There have been three jazz trumpet players who could be called, with no second thought, great: Louis Armstrong, Dizzy and Miles Davis. Satch played a sweet, raucous sound that kept its roots strong in the gumbo of hometown New Orleans. Dizzy knew how to nurse a tune too, but his armor-piercing solos tore those roots right up and replanted them farther north, in the new welter of urban angst. But his music, always intrepid, remained fleet. It was spontaneous reinvention in rhythm, a kind of fun that tweaked the far edges but never crossed them.
"Dizzy was the catalyst, the man who inspired us all," the great drummer Max Roach has said. "By the time he came to New York he was playing in all the Big Bands.
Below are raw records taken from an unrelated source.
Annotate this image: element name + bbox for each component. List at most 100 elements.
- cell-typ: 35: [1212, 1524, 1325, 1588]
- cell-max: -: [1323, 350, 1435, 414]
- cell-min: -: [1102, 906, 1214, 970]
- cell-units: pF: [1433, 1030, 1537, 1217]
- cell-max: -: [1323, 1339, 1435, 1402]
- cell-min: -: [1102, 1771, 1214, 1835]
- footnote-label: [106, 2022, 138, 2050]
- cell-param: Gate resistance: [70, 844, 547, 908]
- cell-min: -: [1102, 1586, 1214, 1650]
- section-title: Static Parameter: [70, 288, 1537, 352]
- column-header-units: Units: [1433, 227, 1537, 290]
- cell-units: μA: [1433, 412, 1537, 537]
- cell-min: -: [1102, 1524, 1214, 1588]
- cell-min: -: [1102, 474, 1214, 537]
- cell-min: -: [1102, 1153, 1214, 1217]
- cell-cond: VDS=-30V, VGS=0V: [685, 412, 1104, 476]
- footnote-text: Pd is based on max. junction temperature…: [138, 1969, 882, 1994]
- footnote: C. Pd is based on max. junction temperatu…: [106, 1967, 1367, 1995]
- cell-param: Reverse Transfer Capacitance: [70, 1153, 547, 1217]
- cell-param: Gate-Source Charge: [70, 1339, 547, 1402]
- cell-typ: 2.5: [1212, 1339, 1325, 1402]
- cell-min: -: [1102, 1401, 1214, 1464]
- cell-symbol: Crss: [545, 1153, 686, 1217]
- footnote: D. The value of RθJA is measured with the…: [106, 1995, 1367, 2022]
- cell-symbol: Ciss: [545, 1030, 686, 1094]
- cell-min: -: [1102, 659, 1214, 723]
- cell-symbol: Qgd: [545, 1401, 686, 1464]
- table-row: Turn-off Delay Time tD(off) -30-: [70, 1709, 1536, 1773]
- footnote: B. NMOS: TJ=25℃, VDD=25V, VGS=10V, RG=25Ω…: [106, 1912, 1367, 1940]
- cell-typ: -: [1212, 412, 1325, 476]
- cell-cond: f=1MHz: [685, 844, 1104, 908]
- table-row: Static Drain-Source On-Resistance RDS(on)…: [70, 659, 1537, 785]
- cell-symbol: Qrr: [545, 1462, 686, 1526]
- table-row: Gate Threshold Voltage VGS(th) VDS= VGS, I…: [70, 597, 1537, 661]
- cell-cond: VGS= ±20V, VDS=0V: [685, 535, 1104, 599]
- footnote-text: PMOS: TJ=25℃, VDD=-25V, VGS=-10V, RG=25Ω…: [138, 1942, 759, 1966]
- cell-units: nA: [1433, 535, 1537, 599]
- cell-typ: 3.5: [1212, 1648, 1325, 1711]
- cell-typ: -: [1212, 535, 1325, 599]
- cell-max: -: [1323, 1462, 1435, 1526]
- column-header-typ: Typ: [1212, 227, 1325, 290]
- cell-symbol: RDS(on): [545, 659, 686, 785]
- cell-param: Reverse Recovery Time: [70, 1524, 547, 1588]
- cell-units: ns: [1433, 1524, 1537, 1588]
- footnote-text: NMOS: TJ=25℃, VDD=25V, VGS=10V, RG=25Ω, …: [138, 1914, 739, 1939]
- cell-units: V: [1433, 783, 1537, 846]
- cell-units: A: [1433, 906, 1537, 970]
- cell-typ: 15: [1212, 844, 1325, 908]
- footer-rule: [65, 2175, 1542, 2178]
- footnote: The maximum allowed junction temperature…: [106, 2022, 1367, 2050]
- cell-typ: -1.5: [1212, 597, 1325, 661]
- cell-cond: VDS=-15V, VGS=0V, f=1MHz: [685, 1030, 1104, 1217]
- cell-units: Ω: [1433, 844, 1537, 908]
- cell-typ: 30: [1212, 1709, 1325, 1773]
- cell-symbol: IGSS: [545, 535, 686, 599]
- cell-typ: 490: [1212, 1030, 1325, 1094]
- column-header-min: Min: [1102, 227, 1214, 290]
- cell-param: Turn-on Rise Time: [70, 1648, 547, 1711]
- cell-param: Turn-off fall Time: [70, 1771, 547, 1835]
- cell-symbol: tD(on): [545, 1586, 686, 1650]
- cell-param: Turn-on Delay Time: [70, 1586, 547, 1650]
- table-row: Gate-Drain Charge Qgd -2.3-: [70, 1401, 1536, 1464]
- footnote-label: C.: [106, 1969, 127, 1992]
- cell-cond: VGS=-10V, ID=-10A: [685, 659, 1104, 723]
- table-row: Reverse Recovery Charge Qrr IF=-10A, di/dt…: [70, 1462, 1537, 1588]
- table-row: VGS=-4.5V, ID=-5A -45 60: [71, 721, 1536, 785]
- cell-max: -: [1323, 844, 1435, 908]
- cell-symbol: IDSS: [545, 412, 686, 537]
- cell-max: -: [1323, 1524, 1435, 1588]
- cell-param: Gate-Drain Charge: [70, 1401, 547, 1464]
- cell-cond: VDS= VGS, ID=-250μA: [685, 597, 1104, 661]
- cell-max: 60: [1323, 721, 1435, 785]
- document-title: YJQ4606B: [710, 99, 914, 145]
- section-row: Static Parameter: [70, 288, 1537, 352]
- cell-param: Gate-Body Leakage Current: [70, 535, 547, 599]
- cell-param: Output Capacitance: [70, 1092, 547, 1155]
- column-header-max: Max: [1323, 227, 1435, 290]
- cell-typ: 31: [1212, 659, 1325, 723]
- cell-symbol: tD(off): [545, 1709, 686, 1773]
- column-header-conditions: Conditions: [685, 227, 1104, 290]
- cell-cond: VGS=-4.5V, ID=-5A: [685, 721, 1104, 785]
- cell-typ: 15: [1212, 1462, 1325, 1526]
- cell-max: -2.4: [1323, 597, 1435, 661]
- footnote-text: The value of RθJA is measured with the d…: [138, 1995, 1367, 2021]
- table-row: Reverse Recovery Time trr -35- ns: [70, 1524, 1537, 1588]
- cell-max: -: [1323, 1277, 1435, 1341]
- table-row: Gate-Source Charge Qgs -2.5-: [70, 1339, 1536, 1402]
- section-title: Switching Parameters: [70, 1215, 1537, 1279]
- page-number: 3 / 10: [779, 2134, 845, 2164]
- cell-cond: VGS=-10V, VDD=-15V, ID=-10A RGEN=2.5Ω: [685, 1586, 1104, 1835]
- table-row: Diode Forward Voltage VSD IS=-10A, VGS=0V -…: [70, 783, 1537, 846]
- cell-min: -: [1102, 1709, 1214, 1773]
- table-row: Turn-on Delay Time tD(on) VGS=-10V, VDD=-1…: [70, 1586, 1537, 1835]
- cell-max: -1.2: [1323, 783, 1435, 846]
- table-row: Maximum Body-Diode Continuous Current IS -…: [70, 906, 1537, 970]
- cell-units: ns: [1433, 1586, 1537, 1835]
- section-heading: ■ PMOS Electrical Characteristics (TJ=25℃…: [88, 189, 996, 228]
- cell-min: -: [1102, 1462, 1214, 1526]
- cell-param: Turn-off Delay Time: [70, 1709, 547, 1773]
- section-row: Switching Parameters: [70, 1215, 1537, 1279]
He was the one who told us about a saxophone player in Kansas City named Charlie Parker or a bass player in Minneapolis named Oscar Pettiford." Dizzy brought them all together to play at a fabled Harlem joint called Minton's, where, after the regular sessions, strange scrambled rhythms and impossible harmonies would float toward the dawn. It was, indeed, a new day.
Bop was fractured, urgent, wired. It did not go down easy. In fact, its strenuous experimentation not only polarized the jazz audience but lost jazz itself much popular support. As if realizing this and trying to reach some sort of no-sweat accommodation, Gillespie turned up the volume on his personality. His goatee, heavy-black-frame specs and frequent beret became prototypical hepcat mufti. His voice, which sounded like a thunderclap wanting to purr, could be heard on cool novelties like Swing Low, Sweet Cadillac. His cheeks expanded so far past normal size when he played his horn that he looked, on the bandstand, as if he were on exhibit in an aquarium.